In algebra, there are extension fields and they are important in how algebra works. For example Q(√2) is the extension field of all the numbers a + b √2 where a and b are rational numbers. If I have a fraction 5 ÷ (3 √2), that is not in the right form as the extension field requires but if I rewrite it as (5 √2) ÷ 6 or rather (5/6) √2 then it is in the form making it a member of Q(√2)
That’s what I was wondering, if somewhere down the road to higher mathematics it would eventually make a difference. Similar to how some pedants drill you that the commutative property notwithstanding, one distinguishes between a∙b versus b∙a because eventually in matrixes it does make a difference,
You could say something similar about the complex numbers (of the form a + b\sqrt{-1}), which are probably better known than Q (√2).
Any extension field really. The complex numbers are simply R(√-1). I used the square root of two to go along with the OP.
I think that this is the biggest reason. It’s nice to have a standard form to convert everything into. Exactly which form you choose to be the standard doesn’t matter much, but you have to pick something. It’s like asking if there’s a fundamental reason why we drive on the right: Ultimately, there probably is some reason, but any standard would work basically just as well, as evidenced by England doing just fine driving on the left.

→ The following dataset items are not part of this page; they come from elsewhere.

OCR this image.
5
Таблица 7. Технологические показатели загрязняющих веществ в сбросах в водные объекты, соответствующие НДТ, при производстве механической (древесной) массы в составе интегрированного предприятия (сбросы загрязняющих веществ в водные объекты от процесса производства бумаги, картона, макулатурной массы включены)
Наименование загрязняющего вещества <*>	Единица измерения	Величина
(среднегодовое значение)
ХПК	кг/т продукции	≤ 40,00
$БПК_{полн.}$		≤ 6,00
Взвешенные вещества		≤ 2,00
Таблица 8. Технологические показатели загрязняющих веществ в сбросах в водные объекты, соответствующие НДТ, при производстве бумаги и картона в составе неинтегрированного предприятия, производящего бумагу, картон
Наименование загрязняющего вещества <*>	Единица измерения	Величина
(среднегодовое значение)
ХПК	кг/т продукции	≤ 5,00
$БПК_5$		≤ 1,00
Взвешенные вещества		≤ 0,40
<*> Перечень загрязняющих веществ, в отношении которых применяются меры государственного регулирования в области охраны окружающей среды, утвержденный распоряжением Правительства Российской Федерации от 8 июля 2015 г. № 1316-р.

All that said, once you get to calculus, you’ll find that sometimes, rationalizing the numerator will make it much easier to calculate some limits.
There’s a philosophical question in here. If two expressions share a value, are they the same number? Or, do they represent an isomorphism? That is, is Q(√2) the “same” as Q(1/√2)?
I think that would be verboten since the extension involves division.
That’s just the notation. The value of 1/√2 is just another irrational number.
But the notation involves division so I don’t think it would be allowed. Kind of like writing the word Þe. Yes it is technically the word “the” but it is not in the right form to be accepted as an English word.
You can just design your number system that way. For instance, take the set of all ordered pairs of integers (a, b). Then the rational numbers are the equivalence class of pairs such that (a, b) and (c, d) are equivalent if ad=bc. Probably not too much more work to do the same for a quadratic field.
Then your philosophical alignment appears to be “two expressions may share a value, but are not the same number”.
Yep, things like that. It’s interesting to me how much our concept of numbers is tied to the notations we use.
Er. \mathbf{Q}(\sqrt{2}) and \mathbf{Q}(1/\sqrt{2}), or eg \mathbf{Q}(\sqrt{2},\sqrt{3}) and \mathbf{Q}(\sqrt{2}-\sqrt{3}) are isomorphic, and in this case you can obviously identify them. But, generally speaking, an isomorphism is not enough for two abstract objects to be the “same”. For instance, if V is a finite-dimensional vector space then it is isomorphic to its dual V^*, e.g they have the same dimension, but there is no canonical way to identify then; whereas V is naturally isomorphic to V^{**} so they are the “same” as far as doing linear algebra.
\mathbf{Q}(\sqrt{2}) and \mathbf{Q}( \frac{1}{\sqrt{2} }) are the same, in that you have added the same irrational to Q, but have done so in a manner in which it is recoverable with the operations defined on Q. Since division is available in Q, an extending number, or its reciprocal give you the same extension.
However are \mathbf{Q}(\sqrt{2}, i) and \mathbf{Q}(e^{i \frac{\pi}{4}}) also the same? Do e and \pi leak into Q once we let i and \sqrt{2} into the extension? I can’t see how they can, so in that sense there are aspects of shared value and different notated value. Basically because the notation includes operations that can’t be found in other contexts.
I think.